ROANOKE TIMES

                         Roanoke Times
                 Copyright (c) 1995, Landmark Communications, Inc.

DATE: FRIDAY, March 29, 1991                   TAG: 9103290274
SECTION: NATIONAL/INTERNATIONAL                    PAGE: A4   EDITION: METRO 
SOURCE: The Baltimore Sun
DATELINE: BEIJING                                LENGTH: Medium


CHINA TOLD RIGHTS MAY BE TIED TO TRADE

As part of a continuing American effort to pressure China on its human-rights abuses, two U.S. congressmen said Thursday they warned Chinese Premier Li Peng that Congress was likely to link China's favorable trading status to improved treatment of Chinese political and religious dissidents.

In an hour-long meeting with Peng Thursday afternoon, the two U.S. representatives said that they gave him a petition signed by 110 congressmen, asking him to set free 77 Chinese who have been imprisoned, detained or put under house arrest for their religious activities.

They said that they also asked for a review of the cases of hundreds jailed for their roles in the 1989 Tiananmen Square protests and for China to end alleged coercive practices in its family-planning programs.

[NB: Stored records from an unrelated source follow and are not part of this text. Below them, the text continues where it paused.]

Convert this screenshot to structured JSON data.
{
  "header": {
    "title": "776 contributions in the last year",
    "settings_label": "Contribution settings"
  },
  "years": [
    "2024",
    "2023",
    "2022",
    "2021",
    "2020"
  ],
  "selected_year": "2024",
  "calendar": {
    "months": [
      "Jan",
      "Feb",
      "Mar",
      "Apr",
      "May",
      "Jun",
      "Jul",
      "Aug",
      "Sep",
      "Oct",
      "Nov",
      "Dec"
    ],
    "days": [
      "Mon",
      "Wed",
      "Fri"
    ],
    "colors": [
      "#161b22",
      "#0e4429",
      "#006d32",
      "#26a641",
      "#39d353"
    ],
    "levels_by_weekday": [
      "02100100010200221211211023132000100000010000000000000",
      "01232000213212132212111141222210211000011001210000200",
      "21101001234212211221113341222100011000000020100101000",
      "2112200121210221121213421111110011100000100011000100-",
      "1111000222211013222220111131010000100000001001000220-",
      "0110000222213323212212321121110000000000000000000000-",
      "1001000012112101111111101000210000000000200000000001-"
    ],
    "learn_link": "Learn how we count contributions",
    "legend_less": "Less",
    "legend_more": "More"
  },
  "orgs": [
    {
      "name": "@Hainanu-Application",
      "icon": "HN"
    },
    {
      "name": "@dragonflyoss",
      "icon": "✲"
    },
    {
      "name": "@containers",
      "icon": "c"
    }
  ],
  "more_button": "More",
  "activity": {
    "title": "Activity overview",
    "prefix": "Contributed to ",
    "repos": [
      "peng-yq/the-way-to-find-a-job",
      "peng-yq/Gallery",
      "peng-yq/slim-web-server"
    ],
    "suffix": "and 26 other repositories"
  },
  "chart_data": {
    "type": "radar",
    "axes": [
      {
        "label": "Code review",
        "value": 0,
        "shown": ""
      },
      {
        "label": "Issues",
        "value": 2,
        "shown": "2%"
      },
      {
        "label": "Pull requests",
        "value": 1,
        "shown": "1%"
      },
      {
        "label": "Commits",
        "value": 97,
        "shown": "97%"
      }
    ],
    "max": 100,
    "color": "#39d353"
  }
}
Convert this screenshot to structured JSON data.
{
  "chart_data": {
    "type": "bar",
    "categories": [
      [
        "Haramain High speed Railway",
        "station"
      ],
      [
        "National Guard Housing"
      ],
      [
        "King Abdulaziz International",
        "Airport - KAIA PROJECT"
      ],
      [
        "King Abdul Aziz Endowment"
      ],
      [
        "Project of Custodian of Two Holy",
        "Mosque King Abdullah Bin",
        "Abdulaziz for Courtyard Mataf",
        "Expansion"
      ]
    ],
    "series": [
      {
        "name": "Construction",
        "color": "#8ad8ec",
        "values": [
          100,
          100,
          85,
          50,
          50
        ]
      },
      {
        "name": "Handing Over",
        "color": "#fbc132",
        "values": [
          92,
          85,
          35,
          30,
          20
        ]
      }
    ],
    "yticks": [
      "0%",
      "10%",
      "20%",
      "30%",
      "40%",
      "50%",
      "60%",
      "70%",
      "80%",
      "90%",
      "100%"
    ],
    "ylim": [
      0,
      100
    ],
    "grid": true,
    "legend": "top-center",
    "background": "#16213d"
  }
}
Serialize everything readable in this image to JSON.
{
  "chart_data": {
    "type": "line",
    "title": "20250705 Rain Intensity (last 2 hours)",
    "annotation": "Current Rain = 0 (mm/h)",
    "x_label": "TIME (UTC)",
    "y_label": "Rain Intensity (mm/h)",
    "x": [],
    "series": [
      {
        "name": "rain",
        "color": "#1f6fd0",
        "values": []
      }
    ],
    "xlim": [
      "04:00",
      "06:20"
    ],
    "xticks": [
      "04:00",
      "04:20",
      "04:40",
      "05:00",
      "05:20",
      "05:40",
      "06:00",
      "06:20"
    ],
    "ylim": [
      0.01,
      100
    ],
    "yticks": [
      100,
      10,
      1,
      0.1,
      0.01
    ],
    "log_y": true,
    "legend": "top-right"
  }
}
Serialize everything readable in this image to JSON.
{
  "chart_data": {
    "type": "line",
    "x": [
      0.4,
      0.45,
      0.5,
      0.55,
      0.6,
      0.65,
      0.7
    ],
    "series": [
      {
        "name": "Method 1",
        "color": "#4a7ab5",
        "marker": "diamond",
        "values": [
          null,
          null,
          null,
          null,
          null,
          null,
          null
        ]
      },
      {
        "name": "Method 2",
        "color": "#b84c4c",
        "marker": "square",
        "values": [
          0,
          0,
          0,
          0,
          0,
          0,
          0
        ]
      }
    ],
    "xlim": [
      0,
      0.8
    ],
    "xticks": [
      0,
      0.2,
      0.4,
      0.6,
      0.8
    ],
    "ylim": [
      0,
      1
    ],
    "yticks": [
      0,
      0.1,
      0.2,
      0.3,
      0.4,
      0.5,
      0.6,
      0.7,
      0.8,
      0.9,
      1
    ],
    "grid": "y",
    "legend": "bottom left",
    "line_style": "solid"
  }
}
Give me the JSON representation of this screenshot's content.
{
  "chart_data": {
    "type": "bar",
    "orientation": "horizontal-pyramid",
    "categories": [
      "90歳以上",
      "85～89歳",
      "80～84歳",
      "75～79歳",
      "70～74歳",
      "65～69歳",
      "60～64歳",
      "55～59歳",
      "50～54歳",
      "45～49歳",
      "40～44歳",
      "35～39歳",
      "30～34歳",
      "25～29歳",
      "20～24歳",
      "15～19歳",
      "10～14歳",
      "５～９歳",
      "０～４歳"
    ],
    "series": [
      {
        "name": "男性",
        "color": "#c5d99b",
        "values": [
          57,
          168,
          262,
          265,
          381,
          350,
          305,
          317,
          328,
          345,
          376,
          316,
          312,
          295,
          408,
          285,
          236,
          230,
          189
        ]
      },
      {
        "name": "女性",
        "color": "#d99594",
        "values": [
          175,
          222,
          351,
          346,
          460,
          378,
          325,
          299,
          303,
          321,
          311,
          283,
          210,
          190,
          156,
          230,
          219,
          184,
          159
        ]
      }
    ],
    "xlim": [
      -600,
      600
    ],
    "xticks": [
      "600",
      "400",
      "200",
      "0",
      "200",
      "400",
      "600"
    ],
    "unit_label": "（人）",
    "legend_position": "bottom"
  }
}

Reps. Christopher Smith, R-N.J., and Frank Wolf, R-Va., said that they stopped short of directly threatening Peng with an end to China's most-favored-nation trading status, under which its imports to the U.S. benefit from the same low tariffs as most other nations. But they said that they directly linked the human rights issue with Sino-American trade relations.

"We stressed . . . that respect for fundamental human rights is the cornerstone - is absolutely central - to improved U.S. relations," Smith said.

"U.S. concern over Soviet hegemony - the China card - has been replaced with human rights," he added. "Mutual economic cooperation in the '90s will be enhanced by adherence to or harmed by negligence to internationally recognized human-rights standards."

The congressmen said that Peng characterized the U.S. position as a "carrot and stick" approach and reiterated China's long standing position that such internal matters are not the affair of other nations. But they said that the premier agreed to give their inquiries to China's judiciary.

The two congressmen are only the latest American officials to deliver a roughly similar message directly to China's leadership.

In December, an assistant U.S. secretary of state asked Chinese officials for detailed information about 150 imprisoned dissidents. Last fall, another group of congressmen also lectured Peng on the link between human rights and trade.